Paul Verlaine Poetry



Song Of The Artless Ones
(Poèmes Saturniens: Caprices III)

We are the artless ones,
hair braided, eyes blue,
we who live almost hidden from view
in novels barely read.
We walk, arms interlaced,
and the day’s not so pure
as the depths of our thoughts,
and our dreams are azure.
And we run through the fields
and we laugh and we chatter,
from dawn to evening,
we chase butterflies’ shadows:
and shepherdesses’ bonnets
protect our freshness
and our dresses – so thin –
are of perfect whiteness.
The Don Juans, the Lotharios,
the Knights all eyes,
pay their respects to us,
their ‘alases’ and sighs:
in vain though, their grimaces:
they bruise their noses,
on ironic pleats
of our vanishing dresses:
and our innocence still
mocks the fantasies
of those tilters at windmills
though sometimes we feel
our hearts beat fiercely
with clandestine dreams,
knowing we’ll be the
lovers of libertines.

The Innocents
(Fêtes Galants)

High heels fought with their long dresses, so that, a question of slopes and breezes, ankles sometimes glimmered to please us, ah, intercepted! – Those dear foolishnesses! Sometimes a jealous insect’s sting troubled necks of beauties under the branches, white napes revealed in sudden flashes a feast for our young eyes’ wild gazing. Evening fell, ambiguous autumn evening: the beauties, dreamers who leaned on our arms, whispered soft words, so deceptive, such charms, that our souls were left quivering and singing.

Green
(Romances Sans Paroles: Aquarelles)

Here are the fruits, the flowers, the leaves, the wands, here’s my heart that only beats for your sighs. Don’t shatter them with your snow-white hands, let my poor gifts be pleasing to your eyes. I reach you, still covered with the dew, you see, that the dawn wind froze here on my face. Let my weariness lie down at your feet, and dream of the dear moments that grant release. Let my head loll on your young breast ringing with your last kisses, yes allow this passing of the great tempest, and let me sleep a little while you rest.

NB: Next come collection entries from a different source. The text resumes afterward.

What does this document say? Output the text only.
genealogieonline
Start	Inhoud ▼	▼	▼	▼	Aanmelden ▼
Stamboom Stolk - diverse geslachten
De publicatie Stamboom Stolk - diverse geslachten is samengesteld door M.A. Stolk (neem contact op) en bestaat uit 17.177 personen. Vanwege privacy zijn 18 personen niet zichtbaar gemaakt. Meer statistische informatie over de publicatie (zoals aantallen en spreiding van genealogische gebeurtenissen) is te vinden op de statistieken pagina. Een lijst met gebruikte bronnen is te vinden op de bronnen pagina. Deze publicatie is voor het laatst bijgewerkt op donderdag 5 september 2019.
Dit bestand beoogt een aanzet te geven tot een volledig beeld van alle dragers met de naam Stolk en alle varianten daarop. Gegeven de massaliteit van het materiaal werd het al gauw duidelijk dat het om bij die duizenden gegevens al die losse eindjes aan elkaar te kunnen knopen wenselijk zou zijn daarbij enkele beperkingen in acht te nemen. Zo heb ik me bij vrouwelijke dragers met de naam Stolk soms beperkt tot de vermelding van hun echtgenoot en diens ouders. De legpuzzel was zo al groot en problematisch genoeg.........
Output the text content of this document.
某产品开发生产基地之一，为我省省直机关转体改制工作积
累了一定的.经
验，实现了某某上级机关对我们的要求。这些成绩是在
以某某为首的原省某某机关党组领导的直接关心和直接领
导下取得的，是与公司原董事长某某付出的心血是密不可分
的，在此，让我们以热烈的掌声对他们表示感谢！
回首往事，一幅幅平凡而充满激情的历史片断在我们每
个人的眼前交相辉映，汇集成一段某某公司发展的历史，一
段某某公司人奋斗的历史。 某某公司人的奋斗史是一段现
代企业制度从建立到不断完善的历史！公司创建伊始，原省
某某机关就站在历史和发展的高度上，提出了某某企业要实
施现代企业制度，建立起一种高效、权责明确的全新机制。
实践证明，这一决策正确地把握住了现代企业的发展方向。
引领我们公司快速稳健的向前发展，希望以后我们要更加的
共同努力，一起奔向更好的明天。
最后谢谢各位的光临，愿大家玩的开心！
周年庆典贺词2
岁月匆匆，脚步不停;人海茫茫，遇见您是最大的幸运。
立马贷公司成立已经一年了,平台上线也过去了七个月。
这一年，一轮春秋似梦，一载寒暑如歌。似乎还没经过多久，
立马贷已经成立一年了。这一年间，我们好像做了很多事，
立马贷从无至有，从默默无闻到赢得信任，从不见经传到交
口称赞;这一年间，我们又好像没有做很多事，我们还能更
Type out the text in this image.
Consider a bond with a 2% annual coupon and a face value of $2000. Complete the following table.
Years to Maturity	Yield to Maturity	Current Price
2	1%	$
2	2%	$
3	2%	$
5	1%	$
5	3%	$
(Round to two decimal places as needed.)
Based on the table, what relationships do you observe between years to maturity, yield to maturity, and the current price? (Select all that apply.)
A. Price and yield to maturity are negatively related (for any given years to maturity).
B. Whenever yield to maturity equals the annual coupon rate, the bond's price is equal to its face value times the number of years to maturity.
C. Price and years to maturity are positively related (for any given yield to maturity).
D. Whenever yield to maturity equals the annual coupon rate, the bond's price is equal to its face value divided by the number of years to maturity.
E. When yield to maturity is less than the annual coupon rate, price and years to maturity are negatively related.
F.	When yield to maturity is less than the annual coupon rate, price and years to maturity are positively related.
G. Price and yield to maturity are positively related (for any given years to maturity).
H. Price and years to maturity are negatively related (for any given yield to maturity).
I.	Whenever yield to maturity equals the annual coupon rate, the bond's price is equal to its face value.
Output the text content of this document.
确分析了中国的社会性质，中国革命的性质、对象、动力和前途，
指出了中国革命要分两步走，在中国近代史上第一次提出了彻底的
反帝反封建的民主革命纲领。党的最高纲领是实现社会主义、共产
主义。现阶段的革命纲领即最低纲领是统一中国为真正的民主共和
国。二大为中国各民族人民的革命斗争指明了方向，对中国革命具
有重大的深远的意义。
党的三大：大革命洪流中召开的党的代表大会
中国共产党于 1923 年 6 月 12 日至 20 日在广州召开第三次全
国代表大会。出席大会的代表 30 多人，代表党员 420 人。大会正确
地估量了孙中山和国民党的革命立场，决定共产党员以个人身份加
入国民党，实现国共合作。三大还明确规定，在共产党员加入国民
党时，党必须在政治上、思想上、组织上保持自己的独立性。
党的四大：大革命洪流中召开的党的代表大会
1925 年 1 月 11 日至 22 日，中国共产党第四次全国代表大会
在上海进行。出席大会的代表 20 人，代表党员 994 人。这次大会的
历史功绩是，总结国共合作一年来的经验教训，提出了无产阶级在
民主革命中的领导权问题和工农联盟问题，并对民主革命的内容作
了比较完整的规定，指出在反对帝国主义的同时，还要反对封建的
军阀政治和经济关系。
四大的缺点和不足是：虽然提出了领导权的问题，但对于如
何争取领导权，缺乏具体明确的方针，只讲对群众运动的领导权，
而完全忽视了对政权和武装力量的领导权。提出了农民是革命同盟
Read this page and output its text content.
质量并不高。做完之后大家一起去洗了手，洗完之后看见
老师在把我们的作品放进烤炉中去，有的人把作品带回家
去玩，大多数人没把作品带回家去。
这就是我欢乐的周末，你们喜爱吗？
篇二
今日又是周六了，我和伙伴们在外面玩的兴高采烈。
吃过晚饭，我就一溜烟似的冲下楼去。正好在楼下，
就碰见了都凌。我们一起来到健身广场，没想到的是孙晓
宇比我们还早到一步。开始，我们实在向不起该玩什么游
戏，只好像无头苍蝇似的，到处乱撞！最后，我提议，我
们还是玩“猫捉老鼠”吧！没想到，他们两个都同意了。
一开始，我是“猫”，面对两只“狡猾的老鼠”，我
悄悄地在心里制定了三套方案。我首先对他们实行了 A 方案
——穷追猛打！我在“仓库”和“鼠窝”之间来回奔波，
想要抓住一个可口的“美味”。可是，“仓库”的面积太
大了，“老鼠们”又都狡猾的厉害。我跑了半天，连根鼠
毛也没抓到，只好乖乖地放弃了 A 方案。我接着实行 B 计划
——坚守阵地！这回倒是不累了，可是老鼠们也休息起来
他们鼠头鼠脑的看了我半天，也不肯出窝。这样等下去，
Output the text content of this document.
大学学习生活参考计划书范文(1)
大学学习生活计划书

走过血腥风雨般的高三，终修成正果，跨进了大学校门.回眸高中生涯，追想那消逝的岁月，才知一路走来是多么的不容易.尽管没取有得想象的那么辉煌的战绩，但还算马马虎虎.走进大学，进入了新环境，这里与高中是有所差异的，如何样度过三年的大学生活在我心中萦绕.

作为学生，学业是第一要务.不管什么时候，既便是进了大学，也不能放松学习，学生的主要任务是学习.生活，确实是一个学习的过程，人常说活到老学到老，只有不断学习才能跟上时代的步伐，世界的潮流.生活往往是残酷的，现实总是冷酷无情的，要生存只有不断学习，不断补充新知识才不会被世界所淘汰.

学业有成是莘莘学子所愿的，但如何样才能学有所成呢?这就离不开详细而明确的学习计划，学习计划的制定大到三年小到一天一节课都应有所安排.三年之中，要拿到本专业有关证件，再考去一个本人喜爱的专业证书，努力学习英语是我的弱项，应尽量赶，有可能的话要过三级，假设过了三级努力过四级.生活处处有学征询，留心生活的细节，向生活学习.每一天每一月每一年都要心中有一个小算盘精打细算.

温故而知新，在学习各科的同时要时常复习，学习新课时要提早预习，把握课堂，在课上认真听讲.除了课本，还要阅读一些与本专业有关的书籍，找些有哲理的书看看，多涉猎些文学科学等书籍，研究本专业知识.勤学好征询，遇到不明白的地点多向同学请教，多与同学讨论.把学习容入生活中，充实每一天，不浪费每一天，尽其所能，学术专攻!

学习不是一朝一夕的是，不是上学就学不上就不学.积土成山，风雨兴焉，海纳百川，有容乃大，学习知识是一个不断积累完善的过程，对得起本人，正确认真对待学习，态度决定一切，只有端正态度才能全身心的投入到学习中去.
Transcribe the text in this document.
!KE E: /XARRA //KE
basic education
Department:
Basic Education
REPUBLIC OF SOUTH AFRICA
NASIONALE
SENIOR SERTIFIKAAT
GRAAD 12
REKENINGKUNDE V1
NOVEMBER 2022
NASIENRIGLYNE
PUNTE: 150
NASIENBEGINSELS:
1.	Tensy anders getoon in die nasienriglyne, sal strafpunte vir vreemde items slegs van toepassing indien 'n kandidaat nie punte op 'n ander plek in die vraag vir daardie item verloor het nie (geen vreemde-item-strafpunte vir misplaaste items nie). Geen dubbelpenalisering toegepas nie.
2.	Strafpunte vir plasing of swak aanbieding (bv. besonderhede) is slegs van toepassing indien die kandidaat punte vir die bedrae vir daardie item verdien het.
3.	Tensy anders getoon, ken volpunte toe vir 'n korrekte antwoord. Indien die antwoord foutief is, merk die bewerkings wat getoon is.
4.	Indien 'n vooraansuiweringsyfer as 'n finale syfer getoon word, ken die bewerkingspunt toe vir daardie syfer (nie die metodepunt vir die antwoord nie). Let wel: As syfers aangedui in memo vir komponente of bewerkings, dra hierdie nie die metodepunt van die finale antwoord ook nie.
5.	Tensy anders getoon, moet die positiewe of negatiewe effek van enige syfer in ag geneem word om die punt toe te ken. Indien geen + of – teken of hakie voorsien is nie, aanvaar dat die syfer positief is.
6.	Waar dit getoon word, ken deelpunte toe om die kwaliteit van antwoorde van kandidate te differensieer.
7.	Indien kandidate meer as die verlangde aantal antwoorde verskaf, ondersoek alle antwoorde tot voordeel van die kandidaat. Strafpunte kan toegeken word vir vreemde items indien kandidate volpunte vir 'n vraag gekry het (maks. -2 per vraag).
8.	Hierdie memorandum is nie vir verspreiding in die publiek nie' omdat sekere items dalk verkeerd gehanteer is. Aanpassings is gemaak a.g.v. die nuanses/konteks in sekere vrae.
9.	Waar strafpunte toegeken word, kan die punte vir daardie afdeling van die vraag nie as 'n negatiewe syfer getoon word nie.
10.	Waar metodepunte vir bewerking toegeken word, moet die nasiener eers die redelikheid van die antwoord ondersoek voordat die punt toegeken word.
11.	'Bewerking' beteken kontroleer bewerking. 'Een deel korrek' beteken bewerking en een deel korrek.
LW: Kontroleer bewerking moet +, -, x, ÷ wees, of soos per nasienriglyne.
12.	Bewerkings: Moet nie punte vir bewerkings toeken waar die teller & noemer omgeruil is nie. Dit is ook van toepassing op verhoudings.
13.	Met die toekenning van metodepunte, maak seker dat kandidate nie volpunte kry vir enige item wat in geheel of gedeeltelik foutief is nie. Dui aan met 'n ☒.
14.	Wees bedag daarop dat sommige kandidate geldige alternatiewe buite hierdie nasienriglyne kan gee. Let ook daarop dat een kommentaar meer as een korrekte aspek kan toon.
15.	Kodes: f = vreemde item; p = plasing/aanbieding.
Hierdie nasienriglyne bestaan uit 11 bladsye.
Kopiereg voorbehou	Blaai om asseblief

Sadness, The Bodily Weariness…
(Sagesse: X)

Sadness, the bodily weariness of man, have moved me, swayed me, made me pity. Ah, most when dark slumbers take me, when sheets stripe the skin, oppress the hand. And how weak in tomorrow’s fever still warm from the bath that withers like a bird on a rooftop that shivers! And feet, in pain from the road forever, and the chest, bruised by a double-blow, and the mouth, still a bleeding wound, and the trembling flesh, a fragile mound, and the eyes, poor eyes, so lovely that so hint at the sorrow of seeing the end!… Sad body! So frail, so tormented a friend!

Mandoline
The courtly serenaders, The beauteous listeners, Sit idling ’neath the branches A balmy zephyr stirs. It’s Tircis and Aminta, Clitandre,—ever there!— Damis, of melting sonnets To many a frosty fair. Their trailing flowery dresses, Their fine beflowered coats, Their elegance and lightness, And shadows blue,—all floats And mingles,—circling, wreathing, In moonlight opaline, While through the zephyr’s harping Tinkles the mandoline.
-Translated by Gertrude Hall

Mon Reve Familier
Oft do I dream this strange and penetrating dream: An unknown woman, whom I love, who loves me well, Who does not every time quite change, nor yet quite dwell The same,—and loves me well, and knows me as I am. For she knows me! My heart, clear as a crystal beam To her alone, ceases to be inscrutable To her alone, and she alone knows to dispel My grief, cooling my brow with her tears’ gentle stream. Is she of favor dark or fair?—I do not know. Her name? All I remember is that it doth flow Softly, as do the names of them we loved and lost. Her eyes are like the statues’,—mild and grave and wide; And for her voice she has as if it were the ghost Of other voices,—well-loved voices that have died.